How do you find the limit of #(e^x + x)^(1/x)# as x approaches 0?

1 Answer
Feb 23, 2016

#lim_{x\to0}h(x)=e^2#

Explanation:

Given #h(x)=(e^x+x)^(1/x)#

First, we'll check how the base comes out if we apply the limit #x\to0#. It seems that if we do so, then #e^x+x=e^0+0=1#
But, check the power, it seems that then the equation would become #1^\infty#. We could leave it at that but since this is limits, we need to be careful here.
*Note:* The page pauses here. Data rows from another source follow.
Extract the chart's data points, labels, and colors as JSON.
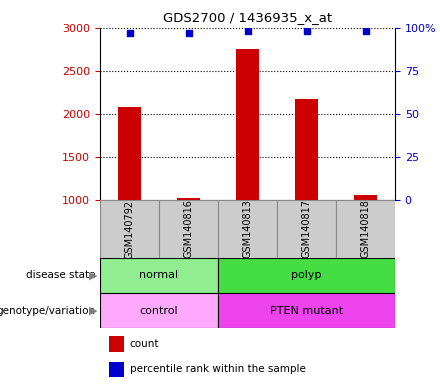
{
  "title": "GDS2700 / 1436935_x_at",
  "samples": [
    "GSM140792",
    "GSM140816",
    "GSM140813",
    "GSM140817",
    "GSM140818"
  ],
  "counts": [
    2080,
    1020,
    2750,
    2170,
    1060
  ],
  "percentile_ranks": [
    97,
    97,
    98,
    98,
    98
  ],
  "ylim_left": [
    1000,
    3000
  ],
  "ylim_right": [
    0,
    100
  ],
  "yticks_left": [
    1000,
    1500,
    2000,
    2500,
    3000
  ],
  "yticks_right": [
    0,
    25,
    50,
    75,
    100
  ],
  "bar_color": "#cc0000",
  "dot_color": "#0000cc",
  "bar_width": 0.4,
  "disease_state_normal_color": "#90ee90",
  "disease_state_polyp_color": "#44dd44",
  "genotype_control_color": "#ffaaff",
  "genotype_mutant_color": "#ee44ee",
  "left_axis_color": "#cc0000",
  "right_axis_color": "#0000cc",
  "sample_box_color": "#cccccc",
  "sample_box_edge": "#888888",
  "fig_width": 4.4,
  "fig_height": 3.84,
  "dpi": 100
}
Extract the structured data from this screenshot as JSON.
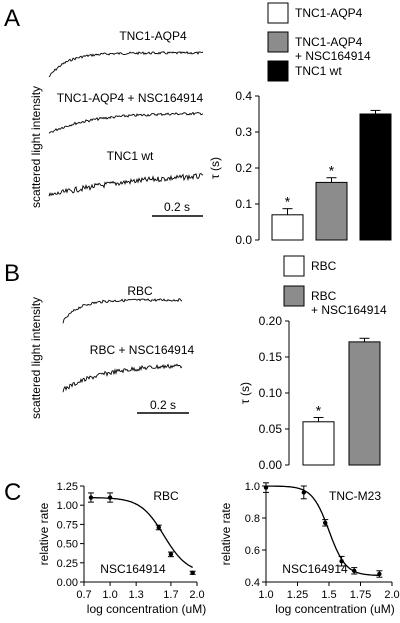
{
  "panels": [
    {
      "label": "A"
    },
    {
      "label": "B"
    },
    {
      "label": "C"
    }
  ],
  "chart_data": [
    {
      "id": "A-traces",
      "type": "line",
      "ylabel": "scattered light intensity",
      "scale_bar": "0.2 s",
      "series": [
        {
          "name": "TNC1-AQP4",
          "tau": 0.07
        },
        {
          "name": "TNC1-AQP4 + NSC164914",
          "tau": 0.16
        },
        {
          "name": "TNC1 wt",
          "tau": 0.35
        }
      ]
    },
    {
      "id": "A-bar",
      "type": "bar",
      "ylabel": "τ (s)",
      "categories": [
        "TNC1-AQP4",
        "TNC1-AQP4 + NSC164914",
        "TNC1 wt"
      ],
      "values": [
        0.07,
        0.16,
        0.35
      ],
      "errors": [
        0.017,
        0.013,
        0.01
      ],
      "significance": [
        "*",
        "*",
        ""
      ],
      "colors": [
        "#ffffff",
        "#8c8c8c",
        "#000000"
      ],
      "ylim": [
        0,
        0.4
      ],
      "yticks": [
        "0.0",
        "0.1",
        "0.2",
        "0.3",
        "0.4"
      ],
      "legend": [
        "TNC1-AQP4",
        "TNC1-AQP4\n+ NSC164914",
        "TNC1 wt"
      ]
    },
    {
      "id": "B-traces",
      "type": "line",
      "ylabel": "scattered light intensity",
      "scale_bar": "0.2 s",
      "series": [
        {
          "name": "RBC",
          "tau": 0.06
        },
        {
          "name": "RBC + NSC164914",
          "tau": 0.17
        }
      ]
    },
    {
      "id": "B-bar",
      "type": "bar",
      "ylabel": "τ (s)",
      "categories": [
        "RBC",
        "RBC + NSC164914"
      ],
      "values": [
        0.06,
        0.171
      ],
      "errors": [
        0.006,
        0.005
      ],
      "significance": [
        "*",
        ""
      ],
      "colors": [
        "#ffffff",
        "#8c8c8c"
      ],
      "ylim": [
        0,
        0.2
      ],
      "yticks": [
        "0.00",
        "0.05",
        "0.10",
        "0.15",
        "0.20"
      ],
      "legend": [
        "RBC",
        "RBC\n+ NSC164914"
      ]
    },
    {
      "id": "C-left",
      "type": "line",
      "title": "RBC",
      "annotation": "NSC164914",
      "xlabel": "log concentration (uM)",
      "ylabel": "relative rate",
      "xlim": [
        0.7,
        2.0
      ],
      "ylim": [
        0,
        1.25
      ],
      "xticks": [
        "0.7",
        "1.0",
        "1.3",
        "1.7",
        "2.0"
      ],
      "yticks": [
        "0.00",
        "0.25",
        "0.50",
        "0.75",
        "1.00",
        "1.25"
      ],
      "x": [
        0.78,
        1.0,
        1.56,
        1.7,
        1.95
      ],
      "y": [
        1.1,
        1.1,
        0.71,
        0.36,
        0.12
      ],
      "errors": [
        0.06,
        0.06,
        0.03,
        0.03,
        0.02
      ],
      "fit": {
        "top": 1.1,
        "bottom": 0.11,
        "logEC50": 1.62,
        "hill": 3.2
      }
    },
    {
      "id": "C-right",
      "type": "line",
      "title": "TNC-M23",
      "annotation": "NSC164914",
      "xlabel": "log concentration (uM)",
      "ylabel": "relative rate",
      "xlim": [
        1.0,
        2.0
      ],
      "ylim": [
        0.4,
        1.0
      ],
      "xticks": [
        "1.0",
        "1.25",
        "1.5",
        "1.75",
        "2.0"
      ],
      "yticks": [
        "0.4",
        "0.6",
        "0.8",
        "1.0"
      ],
      "x": [
        1.0,
        1.3,
        1.47,
        1.6,
        1.7,
        1.9
      ],
      "y": [
        0.99,
        0.96,
        0.77,
        0.53,
        0.47,
        0.45
      ],
      "errors": [
        0.03,
        0.04,
        0.02,
        0.03,
        0.02,
        0.02
      ],
      "fit": {
        "top": 1.0,
        "bottom": 0.44,
        "logEC50": 1.5,
        "hill": 6.5
      }
    }
  ]
}
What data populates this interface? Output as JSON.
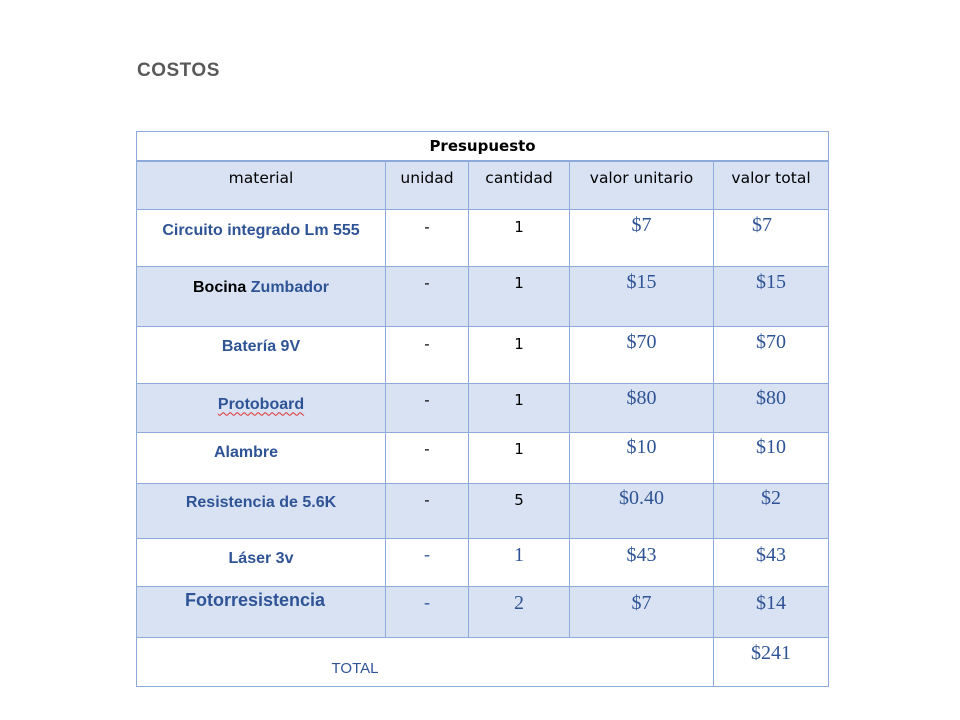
{
  "heading": "COSTOS",
  "table": {
    "caption": "Presupuesto",
    "headers": [
      "material",
      "unidad",
      "cantidad",
      "valor unitario",
      "valor total"
    ],
    "rows": [
      {
        "material_a": "Circuito integrado Lm 555",
        "material_b": "",
        "unidad": "-",
        "cantidad": "1",
        "valor_unitario": "$7",
        "valor_total": "$7"
      },
      {
        "material_a": "Bocina",
        "material_b": "Zumbador",
        "unidad": "-",
        "cantidad": "1",
        "valor_unitario": "$15",
        "valor_total": "$15"
      },
      {
        "material_a": "Batería 9V",
        "material_b": "",
        "unidad": "-",
        "cantidad": "1",
        "valor_unitario": "$70",
        "valor_total": "$70"
      },
      {
        "material_a": "Protoboard",
        "material_b": "",
        "unidad": "-",
        "cantidad": "1",
        "valor_unitario": "$80",
        "valor_total": "$80"
      },
      {
        "material_a": "Alambre",
        "material_b": "",
        "unidad": "-",
        "cantidad": "1",
        "valor_unitario": "$10",
        "valor_total": "$10"
      },
      {
        "material_a": "Resistencia de 5.6K",
        "material_b": "",
        "unidad": "-",
        "cantidad": "5",
        "valor_unitario": "$0.40",
        "valor_total": "$2"
      },
      {
        "material_a": "Láser 3v",
        "material_b": "",
        "unidad": "-",
        "cantidad": "1",
        "valor_unitario": "$43",
        "valor_total": "$43"
      },
      {
        "material_a": "Fotorresistencia",
        "material_b": "",
        "unidad": "-",
        "cantidad": "2",
        "valor_unitario": "$7",
        "valor_total": "$14"
      }
    ],
    "total_label": "TOTAL",
    "total_value": "$241"
  },
  "colors": {
    "border": "#8eaadb",
    "shade": "#d9e2f3",
    "text_blue": "#2f5496",
    "heading_gray": "#595959",
    "spell_underline": "#e03030"
  }
}
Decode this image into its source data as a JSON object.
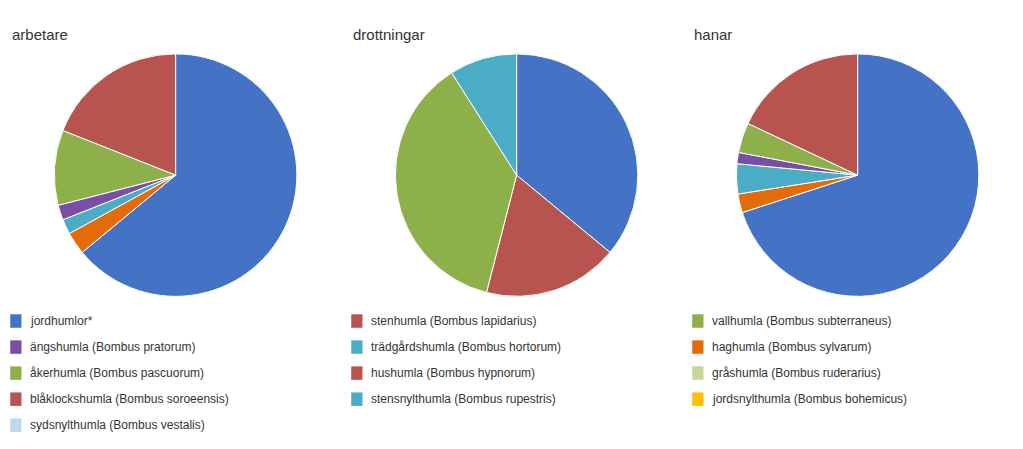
{
  "chart_data": [
    {
      "type": "pie",
      "title": "arbetare",
      "values": [
        64,
        3,
        2,
        2,
        10,
        19
      ],
      "colors": [
        "#4472C4",
        "#E36C09",
        "#4BACC6",
        "#7B4EA6",
        "#8DB04A",
        "#B85450"
      ]
    },
    {
      "type": "pie",
      "title": "drottningar",
      "values": [
        36,
        18,
        37,
        9
      ],
      "colors": [
        "#4472C4",
        "#B85450",
        "#8DB04A",
        "#4BACC6"
      ]
    },
    {
      "type": "pie",
      "title": "hanar",
      "values": [
        70,
        2.5,
        4,
        1.5,
        4,
        18
      ],
      "colors": [
        "#4472C4",
        "#E36C09",
        "#4BACC6",
        "#7B4EA6",
        "#8DB04A",
        "#B85450"
      ]
    }
  ],
  "legend_entries": [
    [
      {
        "name": "jordhumlor*",
        "color": "#4472C4"
      },
      {
        "name": "ängshumla (Bombus pratorum)",
        "color": "#7B4EA6"
      },
      {
        "name": "åkerhumla (Bombus pascuorum)",
        "color": "#8DB04A"
      },
      {
        "name": "blåklockshumla (Bombus soroeensis)",
        "color": "#B85450"
      },
      {
        "name": "sydsnylthumla (Bombus vestalis)",
        "color": "#BDD7EE"
      }
    ],
    [
      {
        "name": "stenhumla (Bombus lapidarius)",
        "color": "#B85450"
      },
      {
        "name": "trädgårdshumla (Bombus hortorum)",
        "color": "#4BACC6"
      },
      {
        "name": "hushumla (Bombus hypnorum)",
        "color": "#B85450"
      },
      {
        "name": "stensnylthumla (Bombus rupestris)",
        "color": "#4BACC6"
      }
    ],
    [
      {
        "name": "vallhumla (Bombus subterraneus)",
        "color": "#8DB04A"
      },
      {
        "name": "haghumla (Bombus sylvarum)",
        "color": "#E36C09"
      },
      {
        "name": "gråshumla (Bombus ruderarius)",
        "color": "#C4D79B"
      },
      {
        "name": "jordsnylthumla (Bombus bohemicus)",
        "color": "#FFC000"
      }
    ]
  ]
}
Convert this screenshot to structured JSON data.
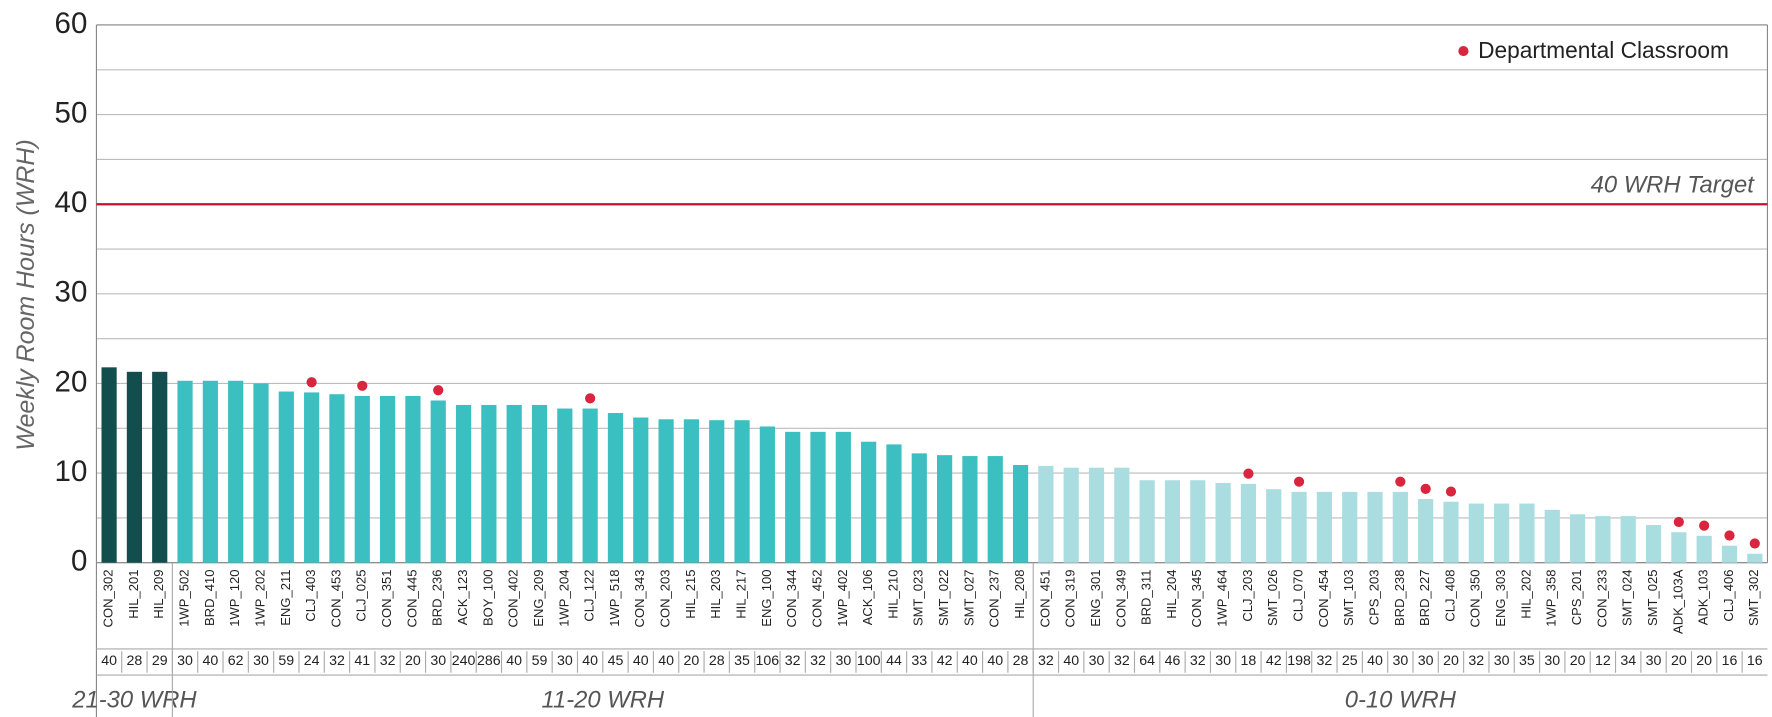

So, to solve this we have an equation, that is if #h(x)=g(x)^f(x)# and as #x\toa# such that #g(x)\to0# and #f(x)\toinfty#, then we have a solution which is
#lim_{x\toa}h(x)=e^(h(x)*(g(x)-1)#

So, substituting #g(x)=e^x+x# and #f(x)=1/x#, we get
#lim_{x\to0}h(x)=e^(1/x(e^x+x-1)#

Let's now just take care of the powers, so we get
#lim_{x\to0}(e^x+x-1)/x=lim_{h\to0}(e^x-1)/x+x/x#
We know about the #(e^x-1)/x# at #x# tends to #0# limit equaling #1#, so we get it in the end as #1+1=2#

So, that is why there's an #e# in the answer.